Neither party questioned that the First Amendment generally prohibits government officials from subjecting individuals to “retaliatory actions” for engaging in protected speech. But “long settled and established practice is a consideration of great weight” when construing the Constitution, and elected bodies in this country have long exercised the power to censure their members. “In fact, no one before [the Court] has cited any evidence suggesting that a purely verbal censure analogous to Mr. Wilson’s has ever been widely considered offensive to the First Amendment.” The Court observed that in colonial times, the power of assemblies to censure their members was “more or less assumed.” The power has been used to censure members for views expressed or actions taken “both within and without the legislature.” For example, the United States Senate issued its first censure in 1811. The Court listed other examples of congressional censures through 2016, and it noted that similar censures were “more common yet at the state and local level.” This history, said the Court, suggested that the First Amendment permits free speech “on both sides and for every faction on any side.”

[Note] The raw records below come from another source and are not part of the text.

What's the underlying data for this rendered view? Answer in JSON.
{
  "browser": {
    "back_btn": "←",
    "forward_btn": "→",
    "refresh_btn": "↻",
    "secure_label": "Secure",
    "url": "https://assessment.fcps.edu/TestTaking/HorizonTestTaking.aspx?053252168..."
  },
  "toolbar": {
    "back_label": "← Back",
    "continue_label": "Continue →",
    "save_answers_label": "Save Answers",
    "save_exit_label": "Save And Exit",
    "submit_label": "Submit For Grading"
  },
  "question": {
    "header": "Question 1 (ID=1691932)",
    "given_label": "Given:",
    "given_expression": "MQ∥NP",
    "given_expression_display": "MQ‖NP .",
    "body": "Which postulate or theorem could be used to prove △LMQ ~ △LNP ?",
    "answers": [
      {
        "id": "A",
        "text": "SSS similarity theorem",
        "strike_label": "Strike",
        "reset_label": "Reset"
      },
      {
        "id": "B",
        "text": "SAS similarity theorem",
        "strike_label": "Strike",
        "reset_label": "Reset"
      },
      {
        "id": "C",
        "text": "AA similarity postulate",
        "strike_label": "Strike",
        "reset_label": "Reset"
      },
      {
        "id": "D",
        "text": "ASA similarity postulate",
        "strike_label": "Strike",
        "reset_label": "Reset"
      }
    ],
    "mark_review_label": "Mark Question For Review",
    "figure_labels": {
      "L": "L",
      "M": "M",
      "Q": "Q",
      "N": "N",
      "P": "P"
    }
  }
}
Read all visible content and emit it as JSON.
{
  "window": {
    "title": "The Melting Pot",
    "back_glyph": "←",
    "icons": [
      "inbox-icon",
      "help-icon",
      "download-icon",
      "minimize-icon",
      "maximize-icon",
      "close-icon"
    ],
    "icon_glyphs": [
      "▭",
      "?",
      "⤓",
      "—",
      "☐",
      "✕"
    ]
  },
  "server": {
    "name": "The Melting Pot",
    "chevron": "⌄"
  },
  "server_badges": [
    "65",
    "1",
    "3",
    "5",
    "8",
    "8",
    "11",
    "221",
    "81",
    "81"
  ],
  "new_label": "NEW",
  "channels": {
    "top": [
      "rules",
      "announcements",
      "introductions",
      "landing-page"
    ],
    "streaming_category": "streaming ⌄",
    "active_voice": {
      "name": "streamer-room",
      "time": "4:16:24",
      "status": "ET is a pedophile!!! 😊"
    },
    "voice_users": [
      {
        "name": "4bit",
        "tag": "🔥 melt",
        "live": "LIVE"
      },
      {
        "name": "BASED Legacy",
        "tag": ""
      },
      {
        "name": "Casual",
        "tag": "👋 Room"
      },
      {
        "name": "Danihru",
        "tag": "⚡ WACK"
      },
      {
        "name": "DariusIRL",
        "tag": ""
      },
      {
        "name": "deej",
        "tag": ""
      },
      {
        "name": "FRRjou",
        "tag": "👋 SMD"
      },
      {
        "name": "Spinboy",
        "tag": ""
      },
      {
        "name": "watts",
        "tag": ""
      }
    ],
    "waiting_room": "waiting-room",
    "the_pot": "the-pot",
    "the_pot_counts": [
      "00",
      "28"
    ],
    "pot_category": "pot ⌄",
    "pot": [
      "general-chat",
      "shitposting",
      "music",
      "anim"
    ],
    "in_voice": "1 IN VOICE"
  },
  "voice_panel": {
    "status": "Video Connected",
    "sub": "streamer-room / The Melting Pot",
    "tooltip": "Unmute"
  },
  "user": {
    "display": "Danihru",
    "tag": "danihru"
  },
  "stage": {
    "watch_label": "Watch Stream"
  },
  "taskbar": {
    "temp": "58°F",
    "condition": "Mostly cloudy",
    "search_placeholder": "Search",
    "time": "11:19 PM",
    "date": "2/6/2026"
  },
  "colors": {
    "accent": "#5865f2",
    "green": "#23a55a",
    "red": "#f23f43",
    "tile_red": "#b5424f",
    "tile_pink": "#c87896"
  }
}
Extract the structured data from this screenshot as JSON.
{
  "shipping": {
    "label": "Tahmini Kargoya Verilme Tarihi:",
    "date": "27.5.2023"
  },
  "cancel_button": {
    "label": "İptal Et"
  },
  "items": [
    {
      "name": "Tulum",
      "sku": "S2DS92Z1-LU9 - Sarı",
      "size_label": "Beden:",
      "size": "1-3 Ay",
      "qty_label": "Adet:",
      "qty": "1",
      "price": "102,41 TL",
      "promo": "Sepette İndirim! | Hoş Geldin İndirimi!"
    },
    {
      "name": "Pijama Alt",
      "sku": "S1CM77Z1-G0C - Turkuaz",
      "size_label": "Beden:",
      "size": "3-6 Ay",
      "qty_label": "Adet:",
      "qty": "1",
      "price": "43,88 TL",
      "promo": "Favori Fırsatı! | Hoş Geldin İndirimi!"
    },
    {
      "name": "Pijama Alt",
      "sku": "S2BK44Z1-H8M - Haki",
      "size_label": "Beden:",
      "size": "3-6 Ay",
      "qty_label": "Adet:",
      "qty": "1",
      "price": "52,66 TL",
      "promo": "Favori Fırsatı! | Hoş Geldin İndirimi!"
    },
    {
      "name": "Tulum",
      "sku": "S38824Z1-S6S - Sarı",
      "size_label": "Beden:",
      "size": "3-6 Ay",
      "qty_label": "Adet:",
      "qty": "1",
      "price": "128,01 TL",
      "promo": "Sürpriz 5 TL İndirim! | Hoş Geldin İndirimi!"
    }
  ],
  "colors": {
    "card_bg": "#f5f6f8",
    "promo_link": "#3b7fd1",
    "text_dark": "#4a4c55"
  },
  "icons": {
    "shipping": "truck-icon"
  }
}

The Court next looked to its modern precedent. To show a First Amendment retaliation claim, a plaintiff must show that the government took an “adverse action” in response to speech, and that the action “would not have been taken absent the retaliatory motive.” The Court contrasted actions that are easy to identify (such as an arrest, a prosecution, or a dismissal from governmental employment) with actions that “no one” would think rises to an actionable claim (such as a frown from a supervisor). Although lower courts have taken various approaches to distinguish material from immaterial adverse actions, the Court observed that “any fair assessment” of the Board’s conduct in this case “must account for at least two things.” First, Wilson was an elected official, and elected officials are expected to “shoulder a degree of criticism about their public service” and to “continue exercising their free speech rights when the criticism comes.” Second, the only adverse action before the Court was itself a form of speech from Wilson’s colleagues on a matter of public importance. The Court stated that Wilson’s right to free speech “surely . . . cannot be used as a weapon to silence other representatives seeking to” voice their opinions.

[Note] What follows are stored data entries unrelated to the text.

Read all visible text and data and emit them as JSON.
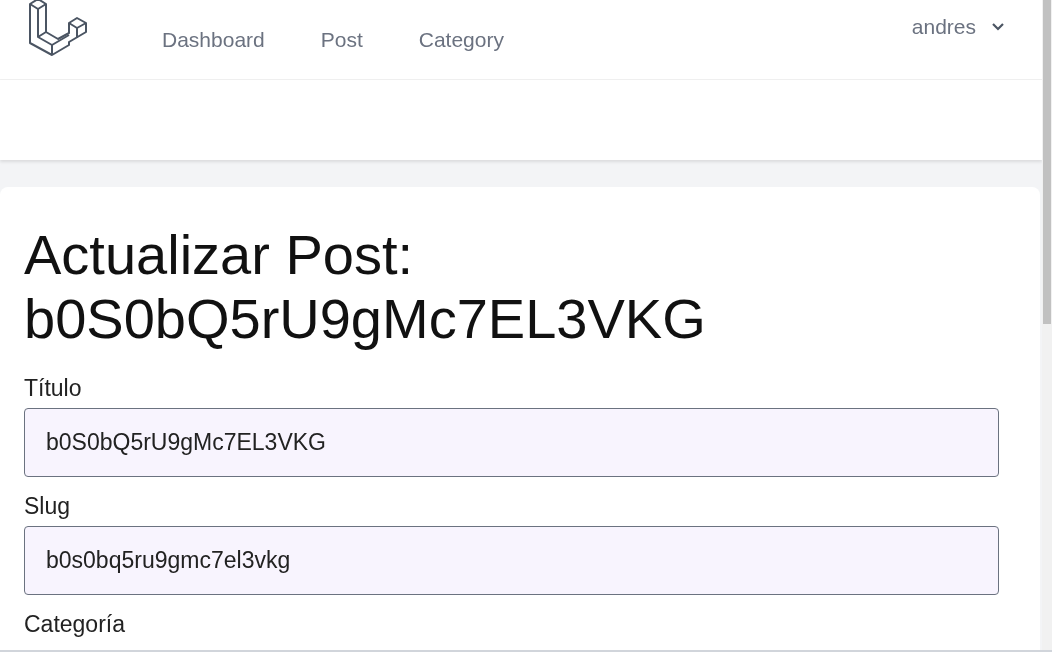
{
  "nav": {
    "links": [
      {
        "label": "Dashboard"
      },
      {
        "label": "Post"
      },
      {
        "label": "Category"
      }
    ],
    "user": {
      "name": "andres"
    }
  },
  "page": {
    "title": "Actualizar Post: b0S0bQ5rU9gMc7EL3VKG"
  },
  "form": {
    "fields": [
      {
        "label": "Título",
        "value": "b0S0bQ5rU9gMc7EL3VKG"
      },
      {
        "label": "Slug",
        "value": "b0s0bq5ru9gmc7el3vkg"
      },
      {
        "label": "Categoría"
      }
    ]
  }
}
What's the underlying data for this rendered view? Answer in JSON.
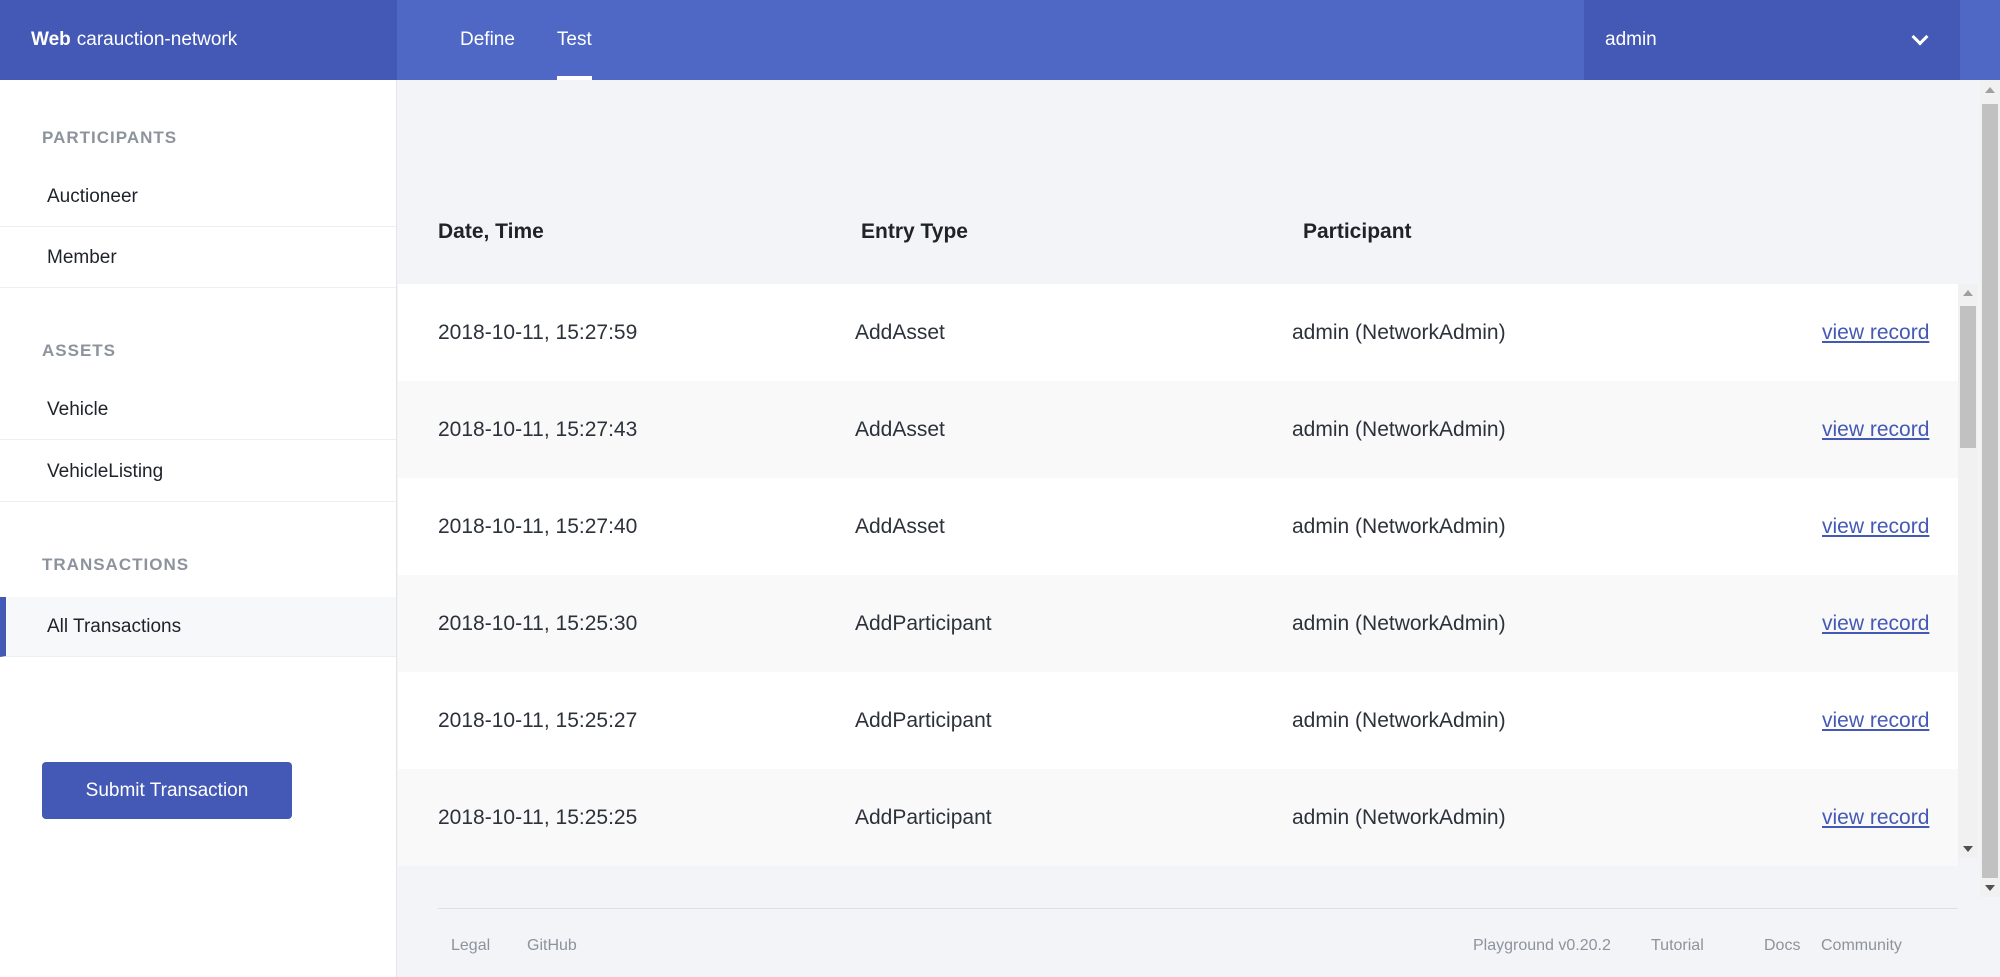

The Court cautioned that it did not mean to “suggest that verbal reprimands or censures can never give rise to a First Amendment retaliation claim.” For example, a reprimand or censure might impair the First Amendment freedoms of a student, employee, or licensee. The Court also pointed out that it did not address a censure accompanied by punishment, or a censure aimed at private individuals or members of other governmental bodies. The Court rejected Wilson’s argument that his case resembled Bond v. Floyd, 385 U.S. 116 (1966), where a state legislature refused to seat a duly elected representative on the grounds that his comments criticizing the Vietnam War were incompatible with the state’s required loyalty oath. The Court observed that the legislature’s action in Bond implicated not only the elected official’s freedom of speech, but the franchise of his constituents. Moreover, Bond “involved not just counterspeech from colleagues but exclusion from office.” The Court similarly distinguished an English case where Parliament expelled a member because of his published remarks. The Court emphasized that its holding is “narrow.” “[This case] involves a censure of one member of an elected body by other members of the same body. It does not involve expulsion, exclusion, or any other form of punishment.” The Court concluded, “Argument and ‘counterargument,’ not litigation, are the ‘weapons available’ for resolving this dispute.”

[Editor’s note: Some of the language in the background section of the summary above was taken from the petition for writ of certiorari and brief in opposition.]